Uma outra ideia central de uma boa administração será a transparência, que embora não tenha consagração expressa no ordenamento administrativo português, é retirado de vários preceitos jurídicos. O conceito de transparência configura um dos princípios básicos da democracia, e coaduna-se com a exigência de uma Administração acessível aos cidadãos, sem incógnitas que ponham em causa a sua liberdade, segurança e dignidade. Uma administração com a sua organização clara e com uma distribuição de funções equilibrada e estável, permite aos administrados entenderem o poder administrativo a que estão sujeitos - o que se constitui importante, na medida em que o oposto causa a deteorização dos serviços.

Por fim, a Administração Pública pauta a sua atuação por critérios orientadores de uma atuação correta moralmente: a isto chamamos de princípio da moralidade administrativa. Este principio, para além de se basear principalmente com a atuação individual dos funcionários e agentes da administração pública (na medida em que o devem respeitar na tomada de decisões e prática de atos administrativos), pressupõe que esses atos se conformem com a moralidade e finalidades administrativas. Para tanto, devem respeitar-se preceitos de ordem pública, bem como as exigências da lei. Este tipo de administração está ligada à atuação discricionária da administração, cujo objetivo é limitar essa mesma discricionariedade. Esta moralidade é considerada um pressuposto de validade de todo o ato de administração; contudo, é do entendimento da maior parte da doutrina, que este conceito de moralidade administrativa não deve limitar a atuação administrativa no pleno uso do seu poder discricionário. No nosso sistema jurídico, o controlo jurisidicional dos atos praticados dos agentes administrativos, dos seus funcionários e gestores, no âmbito dos princípios gerais da atividade administrativa, encontra-se no artigo 3.º do CPTA.

“Boa Administração”

Explicitadas algumas ideias base sobre o principio, resta-nos fazer uma pergunta: o que é, afinal, a “boa administração”? Para melhor enquadramento, talvez seja necessária a análise do conceito de má administração que, segundo o provedor de justiça europeu, se caracteriza do seguinte modo: “há má administração, sempre que um organismo público comunitário não atue em conformidade com as regras ou princípios vinculativos”. Em contraposição, o conceito de boa administração baseia-se em conceitos de moralidade, eficiência, transparência, moral e participação, que foram desenvolvidos anteriormente. Quer isto dizer que mesmo a omissão de comportamentos/ações do sujeito administrativo deve ser encarada como um mau exemplo de como deve ser efetuada toda a tramitação administrativa. O que está principalmente em causa é o próprio poder que os titulares dos orgãos detêm face aos particulares, que deve ser exercido respeitando o cumprimento do dever da administração na relação interpares, sem abusar da sua força. 

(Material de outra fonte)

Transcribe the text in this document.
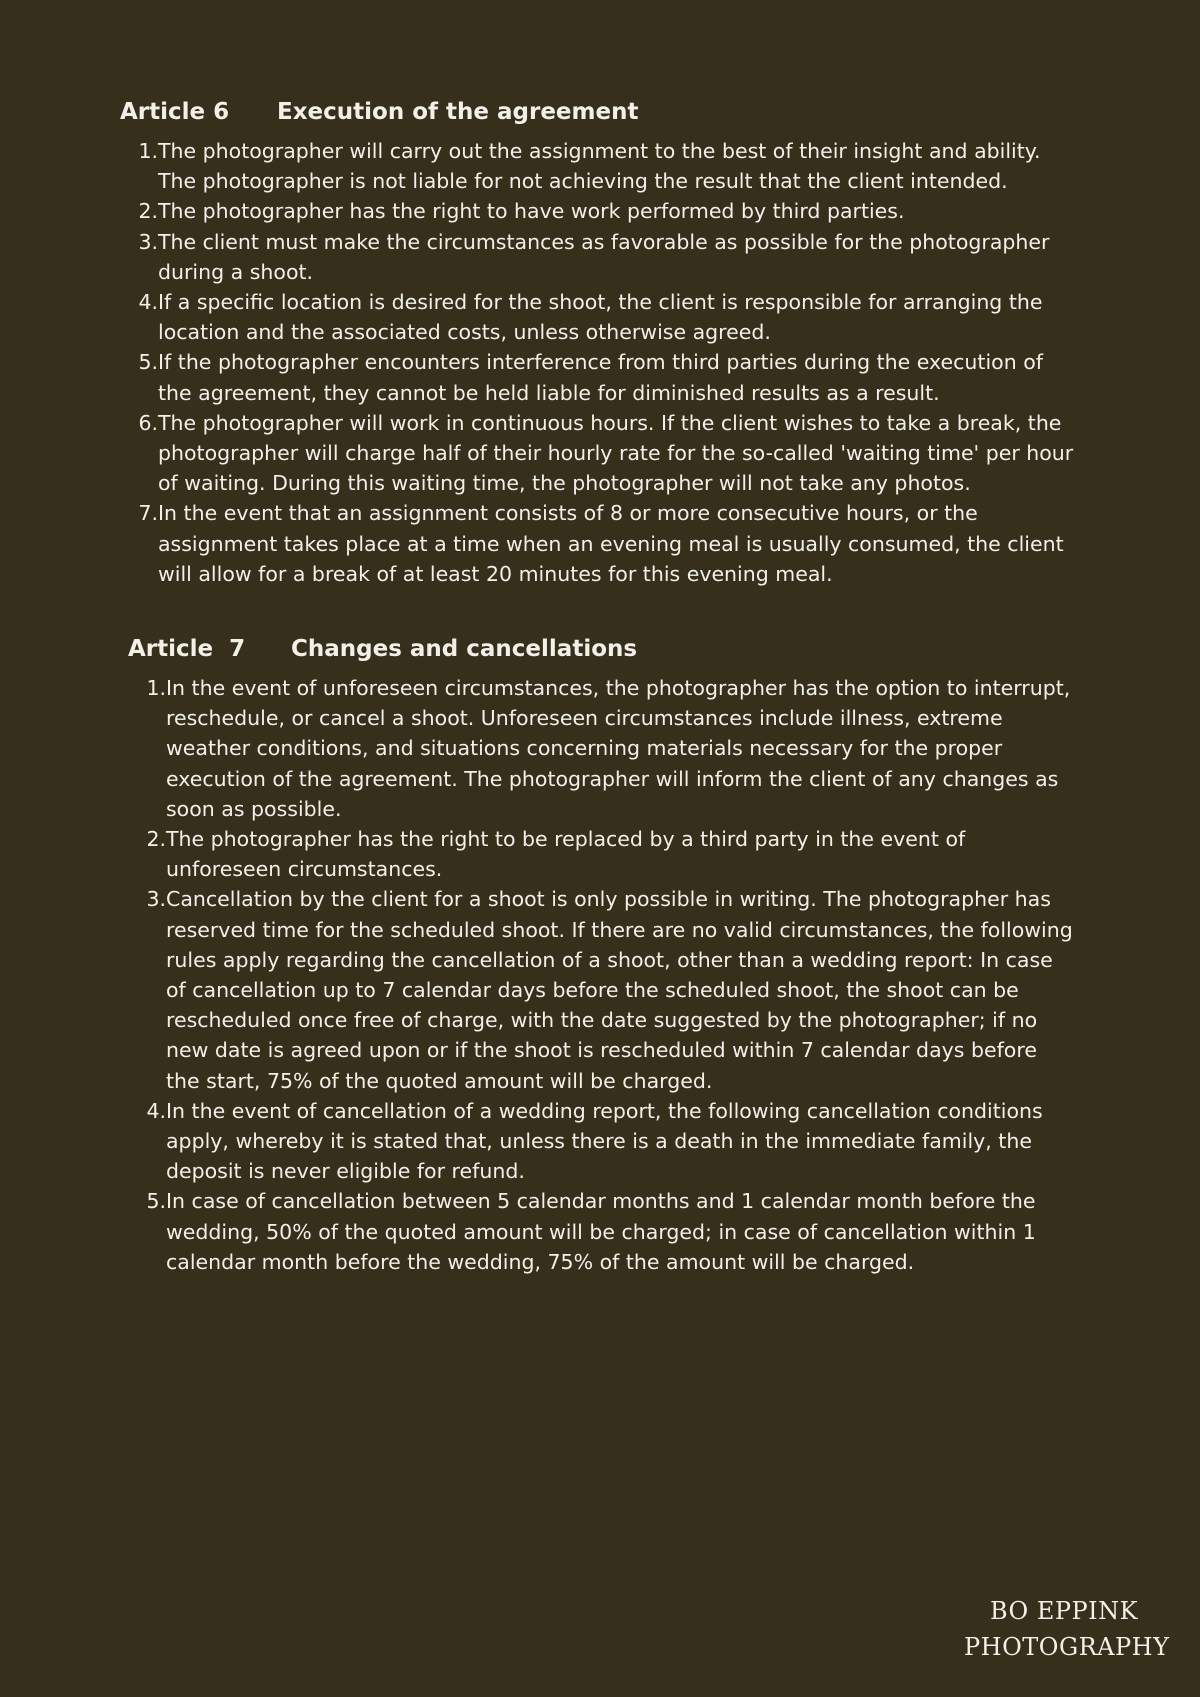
Article 6	Execution of the agreement
1. The photographer will carry out the assignment to the best of their insight and ability. The photographer is not liable for not achieving the result that the client intended.
2. The photographer has the right to have work performed by third parties.
3. The client must make the circumstances as favorable as possible for the photographer during a shoot.
4. If a specific location is desired for the shoot, the client is responsible for arranging the location and the associated costs, unless otherwise agreed.
5. If the photographer encounters interference from third parties during the execution of the agreement, they cannot be held liable for diminished results as a result.
6. The photographer will work in continuous hours. If the client wishes to take a break, the photographer will charge half of their hourly rate for the so-called 'waiting time' per hour of waiting. During this waiting time, the photographer will not take any photos.
7. In the event that an assignment consists of 8 or more consecutive hours, or the assignment takes place at a time when an evening meal is usually consumed, the client will allow for a break of at least 20 minutes for this evening meal.
Article  7	Changes and cancellations
1. In the event of unforeseen circumstances, the photographer has the option to interrupt, reschedule, or cancel a shoot. Unforeseen circumstances include illness, extreme weather conditions, and situations concerning materials necessary for the proper execution of the agreement. The photographer will inform the client of any changes as soon as possible.
2. The photographer has the right to be replaced by a third party in the event of unforeseen circumstances.
3. Cancellation by the client for a shoot is only possible in writing. The photographer has reserved time for the scheduled shoot. If there are no valid circumstances, the following rules apply regarding the cancellation of a shoot, other than a wedding report: In case of cancellation up to 7 calendar days before the scheduled shoot, the shoot can be rescheduled once free of charge, with the date suggested by the photographer; if no new date is agreed upon or if the shoot is rescheduled within 7 calendar days before the start, 75% of the quoted amount will be charged.
4. In the event of cancellation of a wedding report, the following cancellation conditions apply, whereby it is stated that, unless there is a death in the immediate family, the deposit is never eligible for refund.
5. In case of cancellation between 5 calendar months and 1 calendar month before the wedding, 50% of the quoted amount will be charged; in case of cancellation within 1 calendar month before the wedding, 75% of the amount will be charged.
BO EPPINK
PHOTOGRAPHY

É evidente, no entanto, que o conceito de “boa administração”, como tal e associada a um conjunto de práticas determinadas, não é consensual. Ao longo do tempo, contudo, vamos ultrapassando a natureza vaga e imprecisa deste conceito com a ajuda de jurisprudência, entre outros meios. 

Responsabilidade Civil Extracontratual do Estado 


Antes de nos focarmos na responsabilidade civil da administração e em como ela é hoje, devemos concentrar a nossa atenção no seu trilho ao longo dos tempos, que se caracteriza por ser cheio de obstáculos e inconvenientes. 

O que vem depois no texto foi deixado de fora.